BrandonHanx/mmf

Minimal working example

Closed this issue · 2 comments

Thank you guys for the amazing job and for releasing FashionViL model.

I would like to use such a model in an image-to-text retrieval setting, but I am not capable of extracting the features from texts and from images.
Could you please provide a minimal working example where you have as inputs a text and an image and as output their features?

In other words, I'm asking for a snippet similar to the following one (but instead of using clip I would like to use FashionViL)

model, preprocess = clip.load('RN50')
image = preprocess(PIL.Image.open('dog.jpg')).unsqueeze(0)
text = 'a photo of a dog'
tokenized_text = clip.tokenize(text)

image_features = clip.encode_image(image)
text_features = clip.encode_text(tokenized_text)

Thanks again for the amazing work

Hi, sorry for the late reply.

I think the output_dict in the following forward function is what you need.

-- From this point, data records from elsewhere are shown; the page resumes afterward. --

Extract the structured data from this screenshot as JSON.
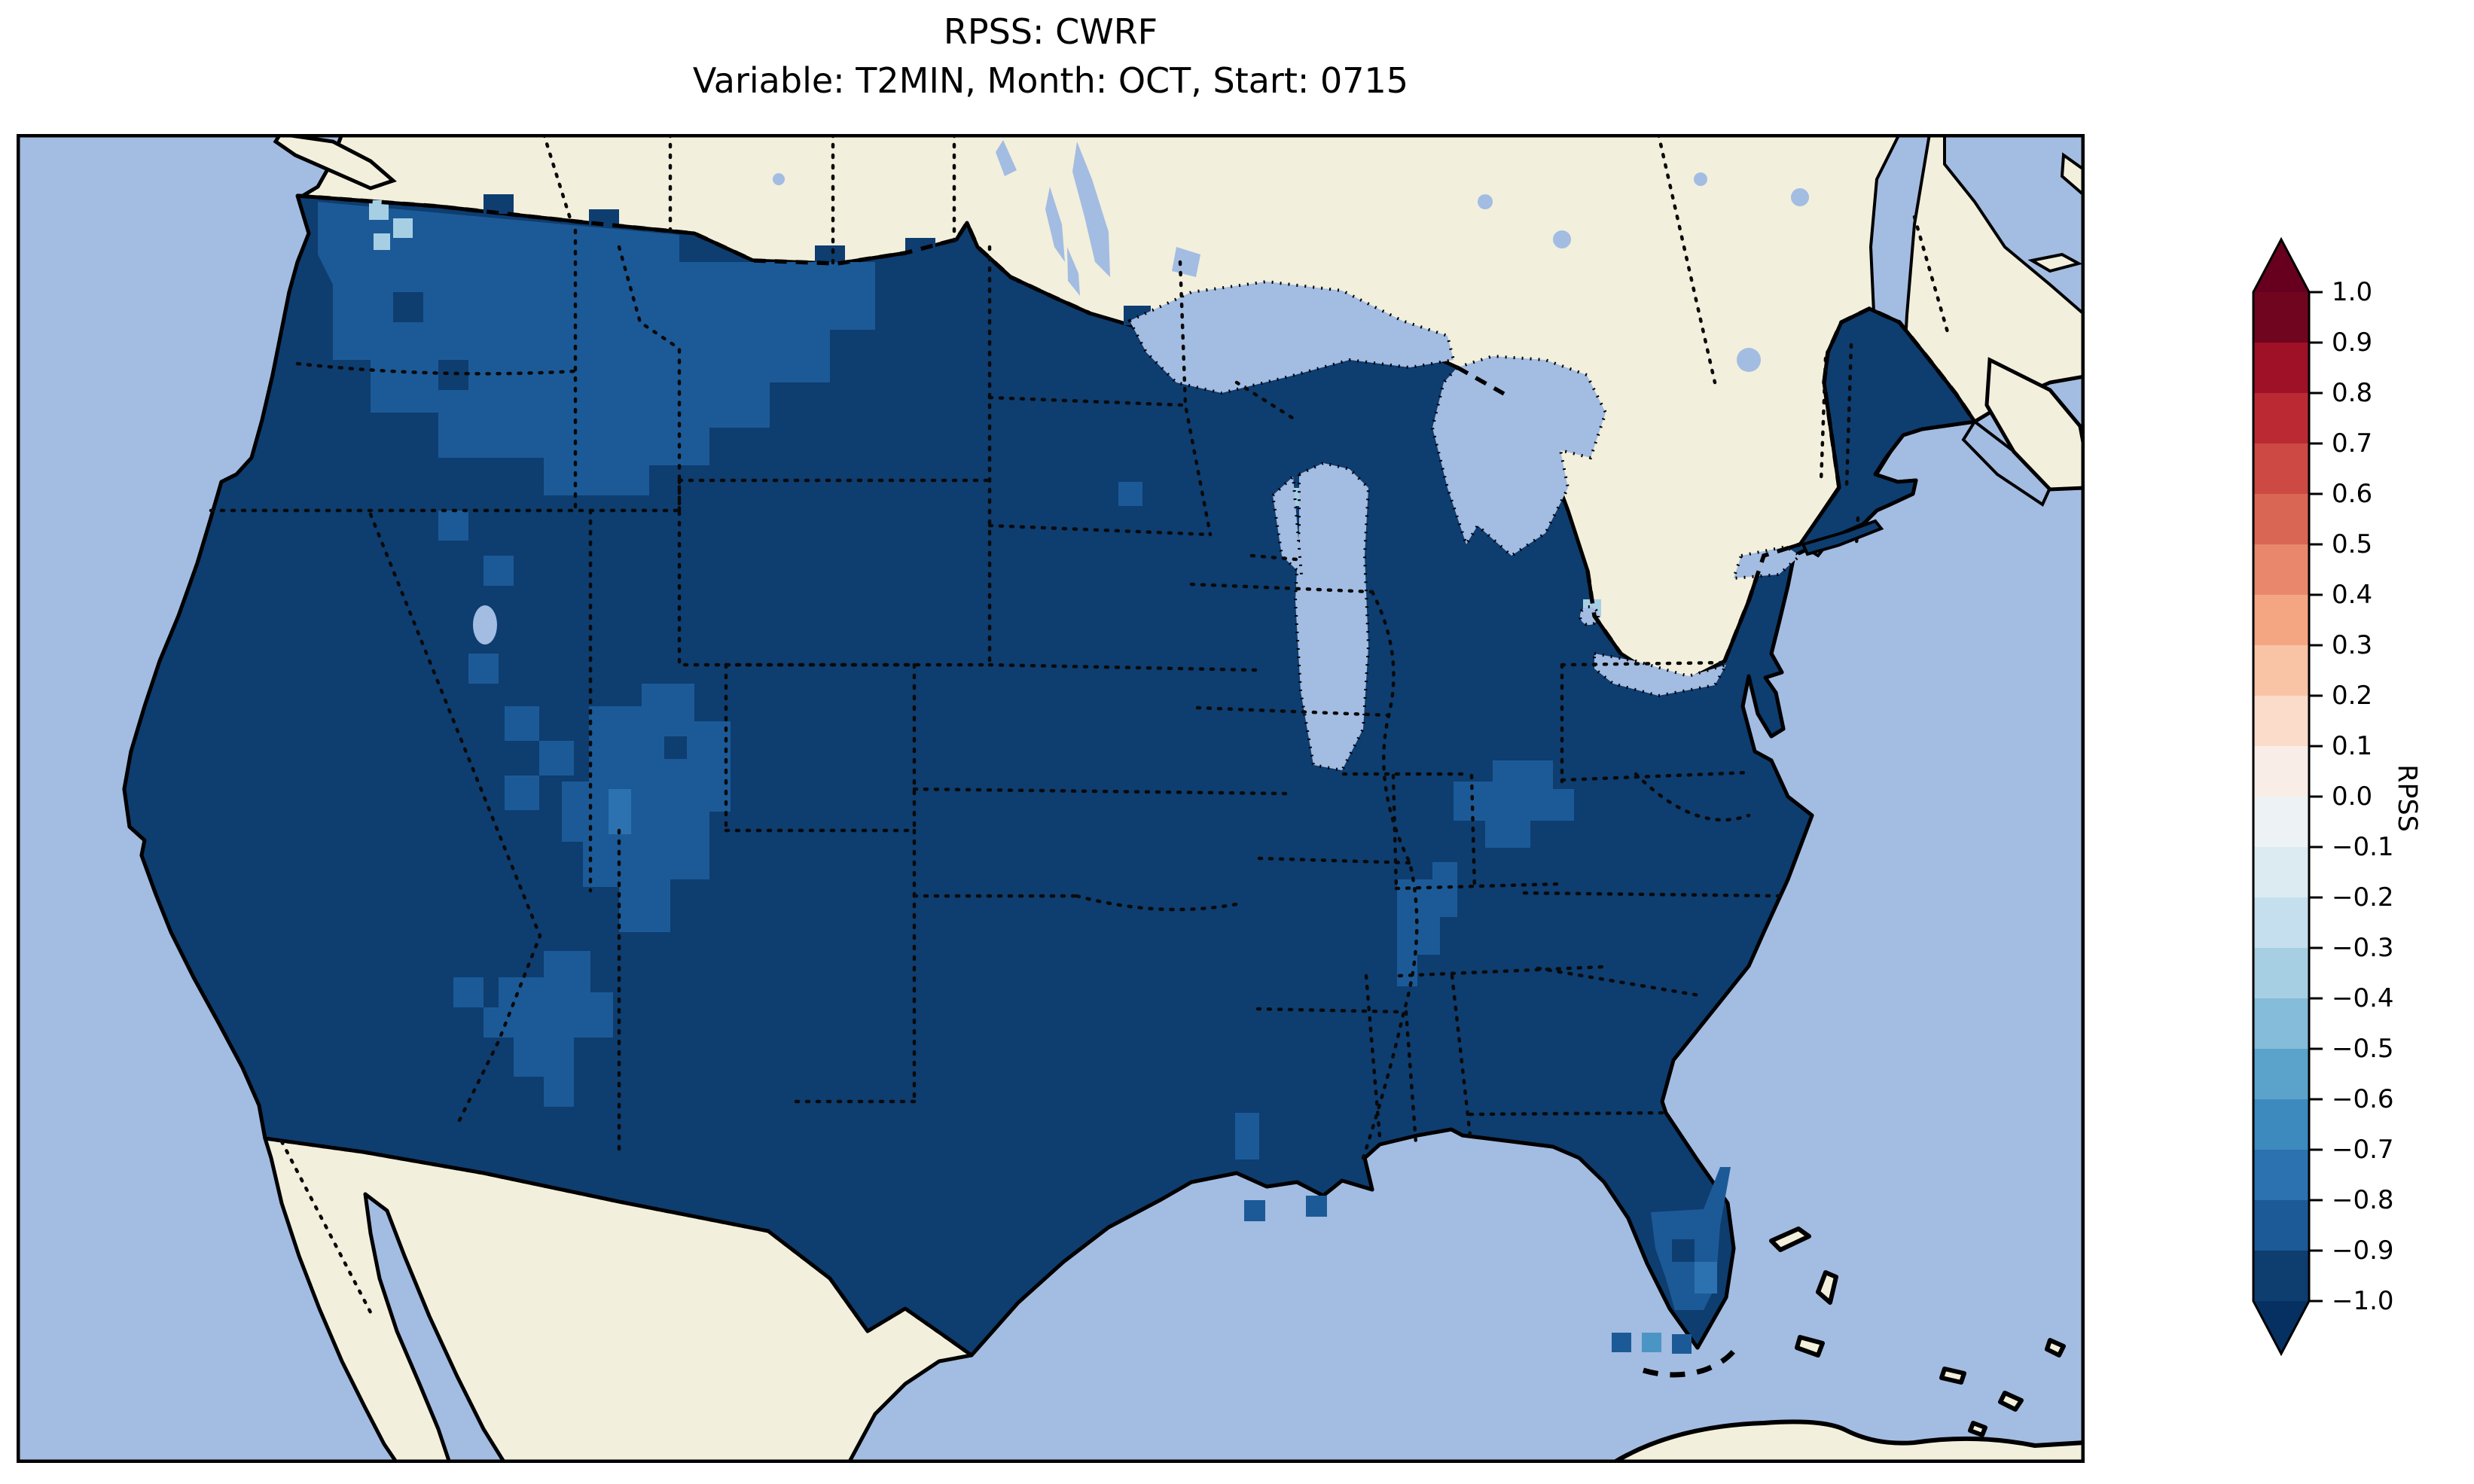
{
  "title": {
    "line1": "RPSS: CWRF",
    "line2": "Variable: T2MIN, Month: OCT, Start: 0715"
  },
  "colorbar": {
    "label": "RPSS",
    "tick_labels": [
      "1.0",
      "0.9",
      "0.8",
      "0.7",
      "0.6",
      "0.5",
      "0.4",
      "0.3",
      "0.2",
      "0.1",
      "0.0",
      "−0.1",
      "−0.2",
      "−0.3",
      "−0.4",
      "−0.5",
      "−0.6",
      "−0.7",
      "−0.8",
      "−0.9",
      "−1.0"
    ],
    "segment_colors": [
      "#70051f",
      "#9e1127",
      "#bb2a33",
      "#cc4944",
      "#d96655",
      "#e9876c",
      "#f4a683",
      "#f9c3a6",
      "#fbdcca",
      "#f8eee7",
      "#edf2f5",
      "#dcebf2",
      "#c5dfee",
      "#a7cfe4",
      "#84bcd9",
      "#5ba3cb",
      "#3d8abe",
      "#2c72b0",
      "#1c5a97",
      "#0e3d70"
    ],
    "extend_upper_color": "#67001f",
    "extend_lower_color": "#053061",
    "outline_color": "#000000"
  },
  "map": {
    "colors": {
      "ocean": "#a3bce2",
      "land_no_data": "#f2efdc",
      "bin_m10_m09": "#0e3d70",
      "bin_m09_m08": "#1c5a97",
      "bin_m08_m07": "#2c72b0",
      "bin_m07_m06": "#4b95c5",
      "bin_m04_m02": "#a7cfe4",
      "coastline": "#000000"
    }
  },
  "chart_data": {
    "type": "heatmap",
    "subtype": "geographic choropleth (gridded forecast-skill map over CONUS)",
    "title": "RPSS: CWRF",
    "subtitle": "Variable: T2MIN, Month: OCT, Start: 0715",
    "model": "CWRF",
    "variable": "T2MIN",
    "month": "OCT",
    "start": "0715",
    "score_name": "RPSS",
    "colorbar": {
      "label": "RPSS",
      "min": -1.0,
      "max": 1.0,
      "tick_step": 0.1,
      "n_bins": 20,
      "colormap": "RdBu_r, discrete 20 bins, extend arrows both ends",
      "orientation": "vertical, right side"
    },
    "extent": "Continental United States with surrounding Canada, Mexico, Pacific, Atlantic, Gulf of Mexico, Great Lakes, Cuba and Bahamas (non-US areas shown as no-data cream land / light blue water)",
    "summary": "RPSS is strongly negative (≤ −0.9) over nearly the entire CONUS; scattered areas reach −0.9 to −0.8, with a few isolated cells up to about −0.3.",
    "regions": [
      {
        "name": "Most of the continental US",
        "rpss_bin": "−1.0 to −0.9 (or below)"
      },
      {
        "name": "Western Washington, northern Idaho panhandle, northwestern Montana",
        "rpss_bin": "−0.9 to −0.8"
      },
      {
        "name": "Central Colorado Rockies / Four Corners area",
        "rpss_bin": "−0.9 to −0.8 with isolated −0.8 to −0.7 cells"
      },
      {
        "name": "West-central New Mexico / eastern Arizona",
        "rpss_bin": "−0.9 to −0.8"
      },
      {
        "name": "Eastern Tennessee / western North Carolina",
        "rpss_bin": "−0.9 to −0.8"
      },
      {
        "name": "Northeastern Alabama / northwestern Georgia",
        "rpss_bin": "−0.9 to −0.8"
      },
      {
        "name": "Southern Florida peninsula",
        "rpss_bin": "−0.9 to −0.8 with one −0.8 to −0.7 cell"
      },
      {
        "name": "Coastal Louisiana cells",
        "rpss_bin": "−0.9 to −0.8"
      },
      {
        "name": "Isolated cells near Florida Bay",
        "rpss_bin": "−0.8 to −0.6"
      },
      {
        "name": "Scattered single cells near Puget Sound and Great Lakes shores",
        "rpss_bin": "about −0.4 to −0.2"
      }
    ],
    "grid": "coarse rectangular model grid cells (pixelated patch edges)",
    "legend_position": "colorbar right",
    "gridlines": false
  }
}
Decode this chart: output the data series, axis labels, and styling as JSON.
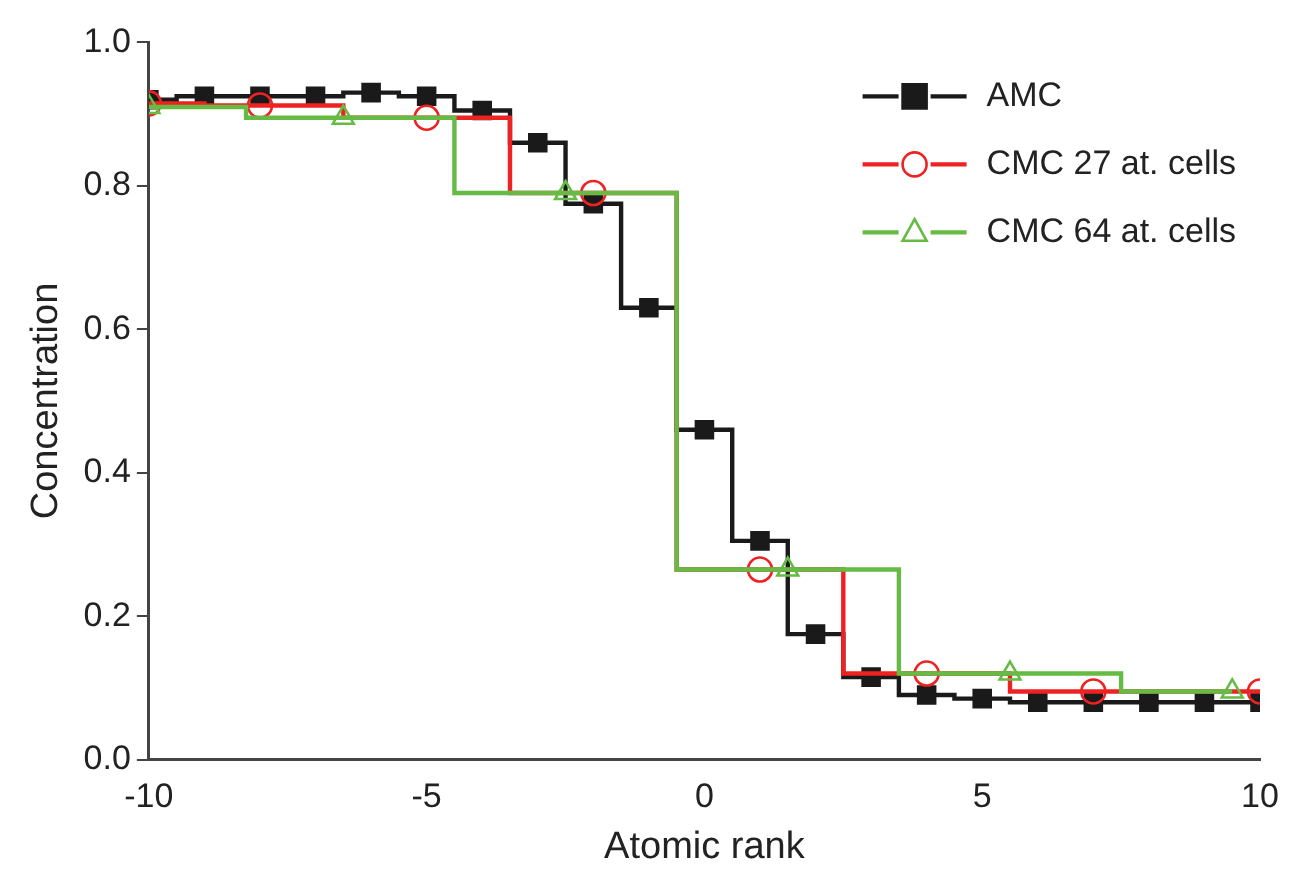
{
  "chart_data": {
    "type": "step",
    "xlabel": "Atomic rank",
    "ylabel": "Concentration",
    "xlim": [
      -10,
      10
    ],
    "xticks": [
      -10,
      -5,
      0,
      5,
      10
    ],
    "ylim": [
      0,
      1
    ],
    "yticks": [
      {
        "value": 0,
        "label": "0.0"
      },
      {
        "value": 0.2,
        "label": "0.2"
      },
      {
        "value": 0.4,
        "label": "0.4"
      },
      {
        "value": 0.6,
        "label": "0.6"
      },
      {
        "value": 0.8,
        "label": "0.8"
      },
      {
        "value": 1,
        "label": "1.0"
      }
    ],
    "grid": false,
    "legend": "top right",
    "series": [
      {
        "name": "AMC",
        "color": "#1a1a1a",
        "marker": "square",
        "x": [
          -10,
          -9,
          -8,
          -7,
          -6,
          -5,
          -4,
          -3,
          -2,
          -1,
          0,
          1,
          2,
          3,
          4,
          5,
          6,
          7,
          8,
          9,
          10
        ],
        "values": [
          0.92,
          0.925,
          0.925,
          0.925,
          0.93,
          0.925,
          0.905,
          0.86,
          0.775,
          0.63,
          0.46,
          0.305,
          0.175,
          0.115,
          0.09,
          0.085,
          0.08,
          0.08,
          0.08,
          0.08,
          0.08
        ]
      },
      {
        "name": "CMC 27 at. cells",
        "color": "#ee2222",
        "marker": "circle",
        "x": [
          -10,
          -8,
          -5,
          -2,
          1,
          4,
          7,
          10
        ],
        "values": [
          0.915,
          0.912,
          0.895,
          0.79,
          0.265,
          0.12,
          0.095,
          0.095
        ]
      },
      {
        "name": "CMC 64 at. cells",
        "color": "#66bb44",
        "marker": "triangle",
        "x": [
          -10,
          -6.5,
          -2.5,
          1.5,
          5.5,
          9.5
        ],
        "values": [
          0.91,
          0.895,
          0.79,
          0.265,
          0.12,
          0.095
        ]
      }
    ]
  }
}
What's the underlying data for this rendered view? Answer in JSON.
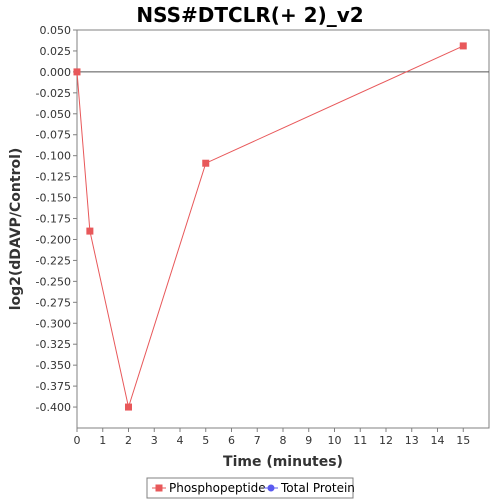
{
  "chart_data": {
    "type": "line",
    "title": "NSS#DTCLR(+ 2)_v2",
    "xlabel": "Time (minutes)",
    "ylabel": "log2(dDAVP/Control)",
    "xlim": [
      0,
      16
    ],
    "ylim": [
      -0.425,
      0.05
    ],
    "x_ticks": [
      "0",
      "1",
      "2",
      "3",
      "4",
      "5",
      "6",
      "7",
      "8",
      "9",
      "10",
      "11",
      "12",
      "13",
      "14",
      "15"
    ],
    "y_ticks": [
      "0.050",
      "0.025",
      "0.000",
      "-0.025",
      "-0.050",
      "-0.075",
      "-0.100",
      "-0.125",
      "-0.150",
      "-0.175",
      "-0.200",
      "-0.225",
      "-0.250",
      "-0.275",
      "-0.300",
      "-0.325",
      "-0.350",
      "-0.375",
      "-0.400"
    ],
    "grid": false,
    "zero_line": true,
    "legend_position": "bottom",
    "series": [
      {
        "name": "Phosphopeptide",
        "color": "#e8585a",
        "marker": "square",
        "x": [
          0,
          0.5,
          2,
          5,
          15
        ],
        "y": [
          0.0,
          -0.19,
          -0.4,
          -0.109,
          0.031
        ]
      },
      {
        "name": "Total Protein",
        "color": "#5a5af0",
        "marker": "circle",
        "x": [],
        "y": []
      }
    ]
  }
}
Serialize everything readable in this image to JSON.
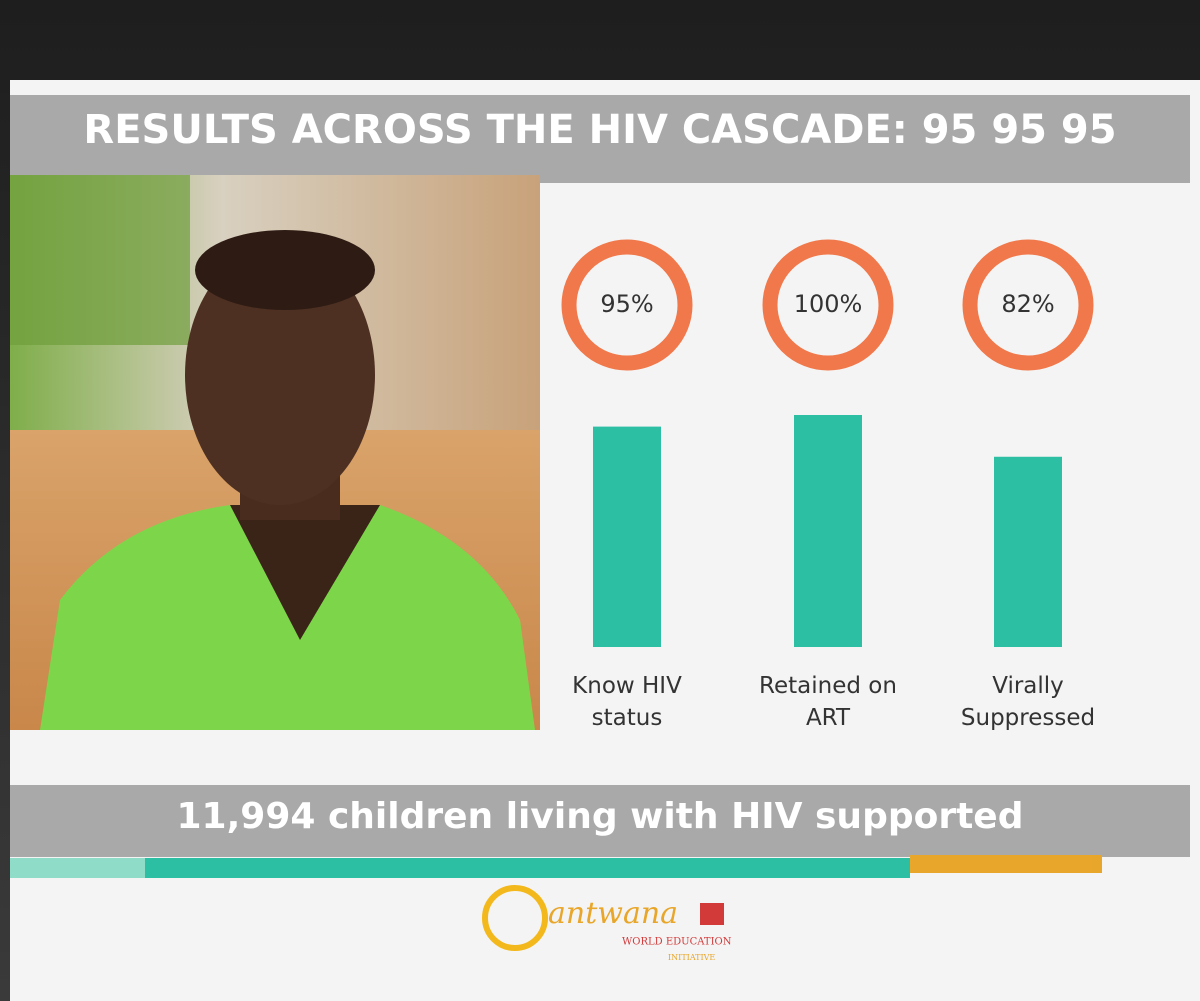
{
  "chart_data": {
    "type": "bar",
    "title": "RESULTS ACROSS THE HIV CASCADE: 95 95 95",
    "categories": [
      "Know HIV status",
      "Retained on ART",
      "Virally Suppressed"
    ],
    "values": [
      95,
      100,
      82
    ],
    "value_labels": [
      "95%",
      "100%",
      "82%"
    ],
    "color": "#2dbfa3",
    "ring_color": "#f0784a",
    "footer": "11,994 children living with HIV supported",
    "logo": {
      "name": "antwana",
      "line1": "WORLD EDUCATION",
      "line2": "INITIATIVE"
    }
  }
}
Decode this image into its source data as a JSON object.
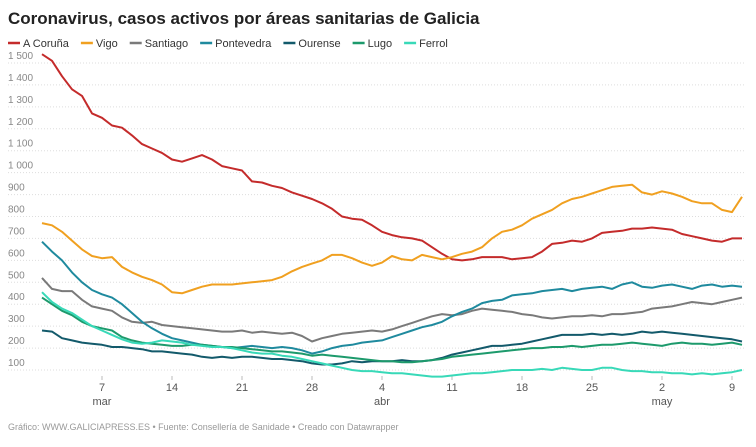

def _forward(self, sample_list: Dict[str, Tensor]) -> Dict[str, Tensor]:
visual_embeddings, _, _ = self.bert.get_image_embedding(
sample_list["image"],
sample_list["visual_embeddings_type"],
)
visual_embeddings = visual_embeddings.mean(dim=1)
visual_embeddings = self.norm_layer(visual_embeddings)
text_embeddings, _, _ = self.bert.get_text_embedding(
sample_list["input_ids"],
sample_list["segment_ids"],
sample_list["input_mask"],
)
# text_embeddings = text_embeddings[:, 0]
masks = sample_list["input_mask"]
text_embeddings = text_embeddings * masks.unsqueeze(2)
text_embeddings = torch.sum(text_embeddings, dim=1) / (
torch.sum(masks, dim=1, keepdim=True)
)
text_embeddings = self.norm_layer(text_embeddings)
output_dict = {
"scores": visual_embeddings,
"targets": text_embeddings,
}
return output_dict

I assume this issue has been solved. Closed.